Так Терри Уикет был уволен из Института Мак-Герка. Он выправил патент на синтезирование производных хинина и удалился в «Скворечник» — построить лабораторию на свои скромные сбережения и проводить жизнь в независимой исследовательской работе, кормясь продажей небольших партий сывороток и своего лекарства.
Терри, не имевший ни жены, ни лакеев, мог проделать это довольно легко. Для Мартина это было сложнее.
Мартин предполагал подать в отставку. Он сообщил об этом Джойс. Как совместить городской дом и гринвичский замок с работой во фланелевой рубашке у Терри в «Скворечнике», он еще не обдумал, но на предательство он не пойдет.

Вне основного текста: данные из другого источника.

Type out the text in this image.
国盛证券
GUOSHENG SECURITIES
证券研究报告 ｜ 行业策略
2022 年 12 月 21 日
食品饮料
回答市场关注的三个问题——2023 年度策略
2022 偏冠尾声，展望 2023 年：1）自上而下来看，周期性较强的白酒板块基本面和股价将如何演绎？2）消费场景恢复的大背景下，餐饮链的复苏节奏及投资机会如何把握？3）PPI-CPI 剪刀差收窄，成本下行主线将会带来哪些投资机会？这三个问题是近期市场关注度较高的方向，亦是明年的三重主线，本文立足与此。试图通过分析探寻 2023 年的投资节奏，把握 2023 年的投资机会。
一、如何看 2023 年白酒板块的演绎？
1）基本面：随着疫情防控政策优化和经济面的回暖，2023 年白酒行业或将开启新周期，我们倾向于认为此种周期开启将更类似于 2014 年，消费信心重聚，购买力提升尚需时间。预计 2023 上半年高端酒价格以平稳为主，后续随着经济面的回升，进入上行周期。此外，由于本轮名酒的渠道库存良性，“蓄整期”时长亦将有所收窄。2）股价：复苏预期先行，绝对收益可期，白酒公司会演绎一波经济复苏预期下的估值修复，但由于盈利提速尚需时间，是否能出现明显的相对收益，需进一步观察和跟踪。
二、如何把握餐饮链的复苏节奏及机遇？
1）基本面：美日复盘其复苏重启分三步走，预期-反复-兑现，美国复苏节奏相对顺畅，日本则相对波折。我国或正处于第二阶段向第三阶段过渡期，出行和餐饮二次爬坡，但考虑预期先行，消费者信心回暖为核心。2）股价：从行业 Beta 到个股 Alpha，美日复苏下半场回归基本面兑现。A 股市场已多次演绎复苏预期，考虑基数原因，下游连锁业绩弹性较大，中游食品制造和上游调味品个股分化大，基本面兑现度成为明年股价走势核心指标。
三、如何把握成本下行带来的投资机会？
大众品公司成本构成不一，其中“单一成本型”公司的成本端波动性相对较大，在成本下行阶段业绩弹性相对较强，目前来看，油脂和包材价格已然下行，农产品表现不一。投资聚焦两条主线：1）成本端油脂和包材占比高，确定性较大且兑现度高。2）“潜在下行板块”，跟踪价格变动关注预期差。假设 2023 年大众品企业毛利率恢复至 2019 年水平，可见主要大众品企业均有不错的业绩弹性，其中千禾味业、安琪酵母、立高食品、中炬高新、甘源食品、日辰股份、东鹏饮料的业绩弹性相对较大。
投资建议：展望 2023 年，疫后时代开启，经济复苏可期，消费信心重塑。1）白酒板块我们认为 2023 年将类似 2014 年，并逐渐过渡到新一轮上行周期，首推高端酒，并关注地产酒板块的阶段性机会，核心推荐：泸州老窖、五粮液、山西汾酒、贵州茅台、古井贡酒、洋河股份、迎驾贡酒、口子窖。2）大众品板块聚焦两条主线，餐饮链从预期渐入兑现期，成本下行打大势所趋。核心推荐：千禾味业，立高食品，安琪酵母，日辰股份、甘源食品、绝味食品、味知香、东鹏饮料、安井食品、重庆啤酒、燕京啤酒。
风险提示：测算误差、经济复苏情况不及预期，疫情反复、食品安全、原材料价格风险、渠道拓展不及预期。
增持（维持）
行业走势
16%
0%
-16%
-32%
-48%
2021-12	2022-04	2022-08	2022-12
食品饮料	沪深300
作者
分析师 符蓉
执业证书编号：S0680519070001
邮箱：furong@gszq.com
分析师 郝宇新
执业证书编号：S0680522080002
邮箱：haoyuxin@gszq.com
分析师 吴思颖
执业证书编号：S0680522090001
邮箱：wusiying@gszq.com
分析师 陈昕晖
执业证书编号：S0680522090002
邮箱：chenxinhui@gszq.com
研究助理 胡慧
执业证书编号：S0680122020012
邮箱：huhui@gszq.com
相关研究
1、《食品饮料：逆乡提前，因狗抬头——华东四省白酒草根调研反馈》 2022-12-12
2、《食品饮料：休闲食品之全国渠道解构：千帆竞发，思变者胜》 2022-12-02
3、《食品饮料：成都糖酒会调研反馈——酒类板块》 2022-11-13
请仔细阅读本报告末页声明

— Как ты не понимаешь! Чижик выставил Терри, а меня тронуть не посмел! Я медлил просто из желания понаблюдать за Холабердом, как он ежится и ждет, что я запою. Но теперь…
Он разъяснил это ей в их… в ее лимузине, возвращаясь с обеда, на котором он так мило и непринужденно занимал разговором некую важную вдовствующую леди, что Джойс тихо радовалась: «Какой дурак Латам Айрленд, когда говорит, что Мартин не умеет быть вежливым».
— Я свободен! Гром и молния! Наконец-то я свободен — потому, что доработался до чего-то, ради чего стоит быть свободным! — говорил он в упоении.
Джойс положила свою прекрасную руку на руку Мартина и попросила:
— Подожди! Мне надо подумать. Прошу тебя! Помолчи минутку.
И, подумав, начала:
— Март, если ты будешь и дальше работать с мистером Уикетом, тебе придется постоянно оставлять меня одну.
— Но, право же…
— Я считаю, это будет с твоей стороны довольно некрасиво, особенно сейчас… потому что, мне кажется, у меня будет ребенок.
У Мартина вырвался возглас удивления.
— О, я не собираюсь разыгрывать хнычущую мамашу. И я еще не знаю, рада я или зла, хотя одного ребенка, думаю, мне приятно будет завести. Но ты понимаешь, это усложняет вопрос. Лично мне будет жаль, если ты уйдешь из института, который дает тебе солидное положение в обществе, и станешь работать где-то на задворках. Дорогой мой, я ведь не обижала тебя, правда? Ты знаешь, я тебя искренне люблю! Я не хочу, чтобы ты меня покидал, а ты меня покинешь, если забьешься в эту противную вермонтскую берлогу.